Further history revealed that the patient’s family had adopted two English Shorthorn cats as pets two months earlier. One of the cats had ringworm a month earlier, with localized hair loss. The cat was diagnosed, treated and cured at the vet clinic.

Trichoscopy and Wood’s Lamp Examination

On trichoscopy at the first visit, the scalp showed abnormalities with fine scales and the hair roots were encased in a distinctive white sheath, as shown in the accompanying pictures (Figures 1A and B). On close examination, several hairs were twisted and broken, showing the characteristic “comma hairs”. Two weeks later, under the trichoscopy, the child’s hair was broken and thinned, the bacterial sheath had increased in size, and the focus had spread to the periphery, forming a new small focus under the wood light. The patient was then examined in the darkroom under a Wood’s lamb, bright blue-green fluorescence was seen emanating from the hairs, as shown in Figures 1C and D. These findings suggest that tinea capitis is still in progress and that the treatment plan needs to be adjusted.

Figure 1 Clinical and dermoscopic pictures of skin lesions. Images taken at the patient’s first visit (A and C) and three weeks later (B and D). Trichoscopy of tinea capitis (B) with morse code-like hair (red arrow), corkscrew hair (purple arrows), comma hair (green arrows), and perifollicular scaling (yellow arrow).

Examination by Scanning Electron Microscope (SEM)

Under dermoscopic guidance, the scalp lesion area was cleaned with 70% alcohol, a hair with a white sheath around the root was extracted with tweezers. The hair was vacuum dried and sprayed with platinum using an ion sprayer, followed by microscopic examination. SEM revealed that the area near the hair root was occupied by a large number of spores, without complete hair cortex or keratin fibre bundles, which were observed in the nearby normal area (Figure 2A). The trichoderms in this region were protruding, splitting and then peeling off (Figures 2B–D). A large number of spores were present along the entire length of the hair shaft, with no empty bands and absence of early breakage (Figure 2C). Dense clusters of spores erode the cuticle and form huge defects with corresponding locations of early hair breakage (Figure 2D).

Figure 2 Images of fungi eroding hair under the scanning electron microscope.

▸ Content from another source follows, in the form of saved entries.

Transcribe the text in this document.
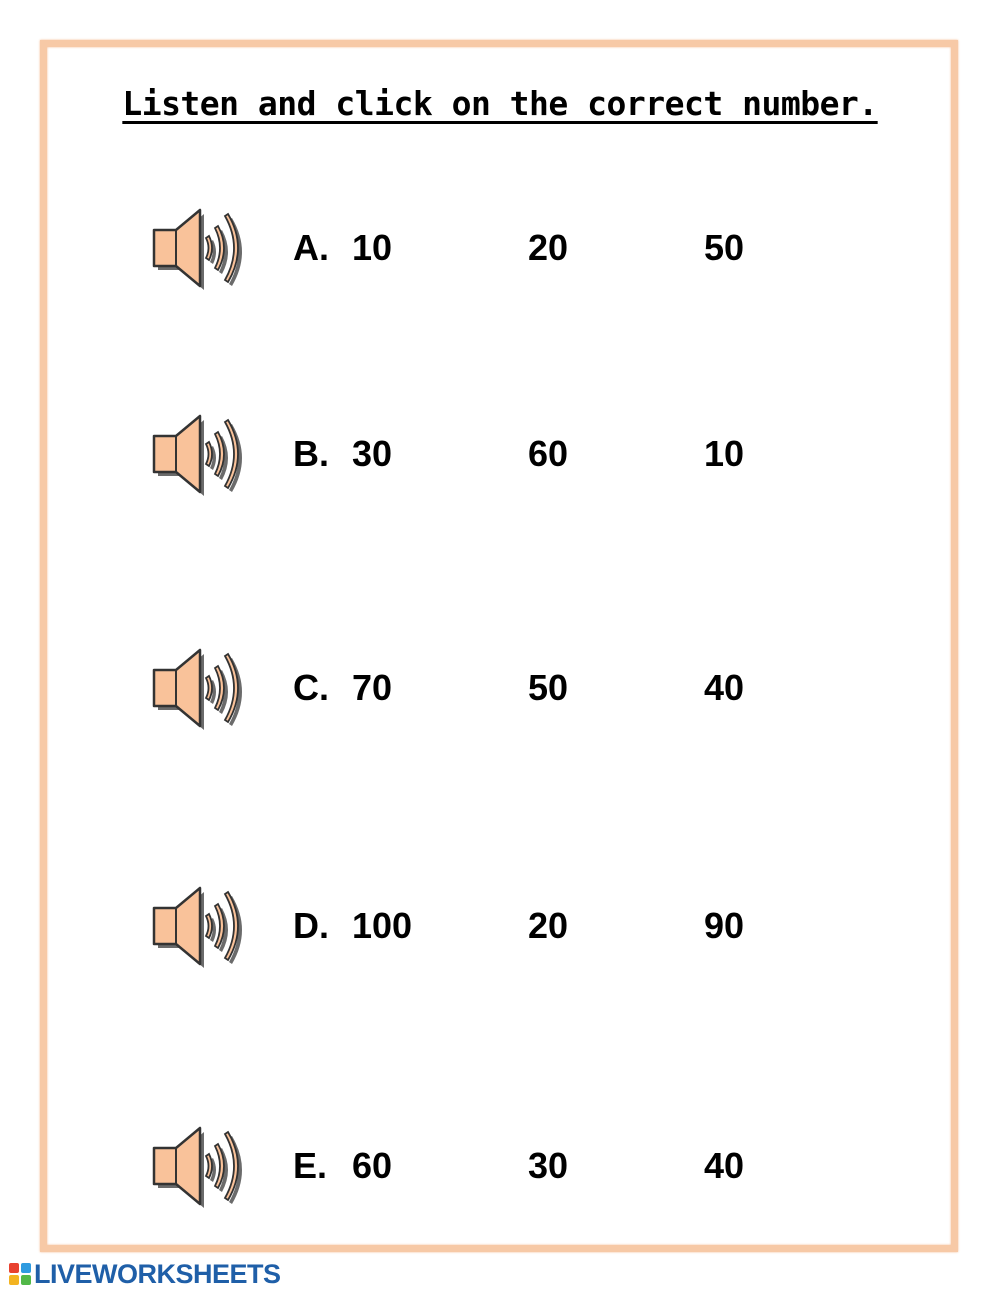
Listen and click on the correct number.
A. 10	20	50
B. 30	60	10
C. 70	50	40
D. 100	20	90
E. 60	30	40
LIVEWORKSHEETS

Appearance of normal hair (A) appearance of a hair that has just been eroded by fungus (B); two severely eroded hair features obtained at the centre of the lesion (C and D).

Under electron microscope, the normal hairs were closely arranged in the shape of scales (2A) before fungal erosion. With the progress of the disease, the stratum corneum of the hair was dissolved and absorbed by fungi and gradually protruded and exfoliated like fragments (2B). In the later stage of erosion, fungi mainly showed two erosion patterns: fungal spores covered the whole hair (2C) or eroded local areas to form defects (2D), while the latter was the main reason, in which the end of the sheath was the most common.

Mycological Examination

Microscopic examination of the hair sample after potassium hydroxide treatment revealed the presence of hyphae and spores on the outer surface of the hair shaft as shown in Figure 3A and B, suggesting a possible ectomycorrhizal infection. The affected hairs were incubated on Sartre dextrose agar slant medium and on YO plate medium, respectively, at 28°C. Dense woolly colonies with golden to brownish yellow surface grew on the medium after 7 days (Figure 3C–E). These colonies showed septate hyphae and a few spores under a Calcofluor White (CFW) fluorescence microscope (Figure 3F), but unfortunately the typical large conidia of Microsporum canis were not observed.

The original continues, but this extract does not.